Considering the comparative analysis of the numerical results presented in the graphs in
Figure 18,
Figure 19 and
Figure 20, it can be remarked that the reported trajectories are very similar between the experimental analysis of the healthy child and the virtual simulations of the elaborated exoskeleton prototype.
Thus, in
Figure 18 the hip motion law ranges between −18.334° and 16.078° for the case of the analyzed healthy child, while for the exoskeleton it varies from −20.05° to 14.198°.
For the knee joint comparison, as shown in the graph in
Figure 19, the knee motion law varies from 5.325° to 50.12° in the case of the analyzed healthy child, and for the simulated exoskeleton this varies between 4.228° and 52.525°.
A similar comparative analysis was conducted for the ankle joint, as shown in the graph from
Figure 20. In this graph, it can be noted that the ankle motion varies from −16.527° to 15.772° for the analyzed healthy child case.
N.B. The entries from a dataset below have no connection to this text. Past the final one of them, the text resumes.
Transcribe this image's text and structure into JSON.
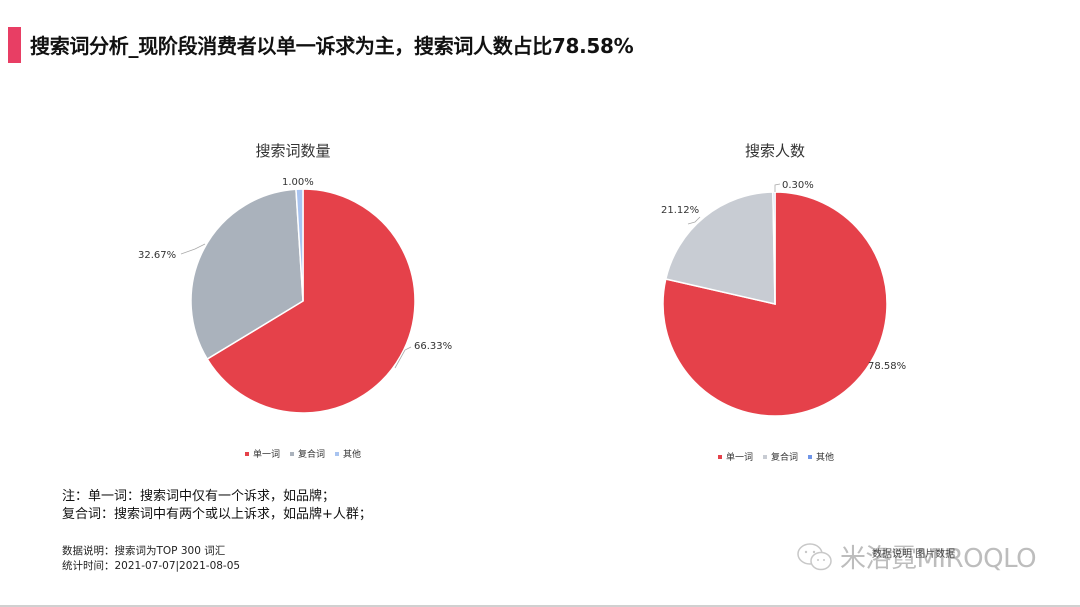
{
  "header": {
    "title": "搜索词分析_现阶段消费者以单一诉求为主，搜索词人数占比78.58%",
    "accent_color": "#e83e64"
  },
  "colors": {
    "single": "#e5414a",
    "compound_left": "#aab2bc",
    "compound_right": "#c8ccd3",
    "other": "#a9c4f0"
  },
  "legend": {
    "items": [
      {
        "label": "单一词",
        "color": "#e5414a"
      },
      {
        "label": "复合词",
        "color": "#c8ccd3"
      },
      {
        "label": "其他",
        "color": "#a9c4f0"
      }
    ]
  },
  "chart_data": [
    {
      "type": "pie",
      "title": "搜索词数量",
      "categories": [
        "单一词",
        "复合词",
        "其他"
      ],
      "values": [
        66.33,
        32.67,
        1.0
      ],
      "labels": [
        "66.33%",
        "32.67%",
        "1.00%"
      ],
      "legend_position": "bottom"
    },
    {
      "type": "pie",
      "title": "搜索人数",
      "categories": [
        "单一词",
        "复合词",
        "其他"
      ],
      "values": [
        78.58,
        21.12,
        0.3
      ],
      "labels": [
        "78.58%",
        "21.12%",
        "0.30%"
      ],
      "legend_position": "bottom"
    }
  ],
  "notes": {
    "line1": "注：单一词：搜索词中仅有一个诉求，如品牌；",
    "line2": "复合词：搜索词中有两个或以上诉求，如品牌+人群；"
  },
  "meta": {
    "data_desc": "数据说明：搜索词为TOP 300 词汇",
    "period": "统计时间：2021-07-07|2021-08-05"
  },
  "watermark": {
    "text": "米洛霓MIROQLO",
    "overlay": "数据说明 图片数据"
  }
}
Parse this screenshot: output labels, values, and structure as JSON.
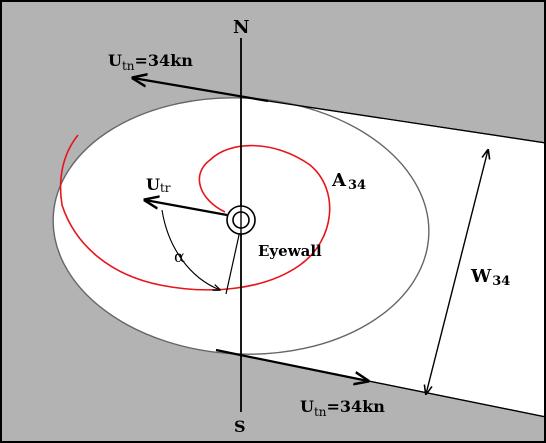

For the exoskeleton ankle joint, the motion law is similar to the previous one, with a variation from −16.108° to 15.009°.
By summarizing the obtained results, the accuracy of the considered data was automatically calculated and reported in
Table 1. From this table, it can be observed that the highest accuracy was obtained for the knee joint with a value of 1.74%. The lowest accuracy value was obtained for the ankle joint, namely 1.92%.
The average accuracy was 1.81%, which is below 2%, making the results quite acceptable.
These results demonstrate that the future prototype is highly precise in replicating the motions of the DMD child case study, and that it will function as a typical subject, improving the locomotion system performance of the child with DMD.
A prototype was manufactured using additive engineering techniques, specifically 3D scanning and 3D printing components by using light materials, especially ABS.
Figure 21 shows the obtained prototype, which is ready for future laboratory tests.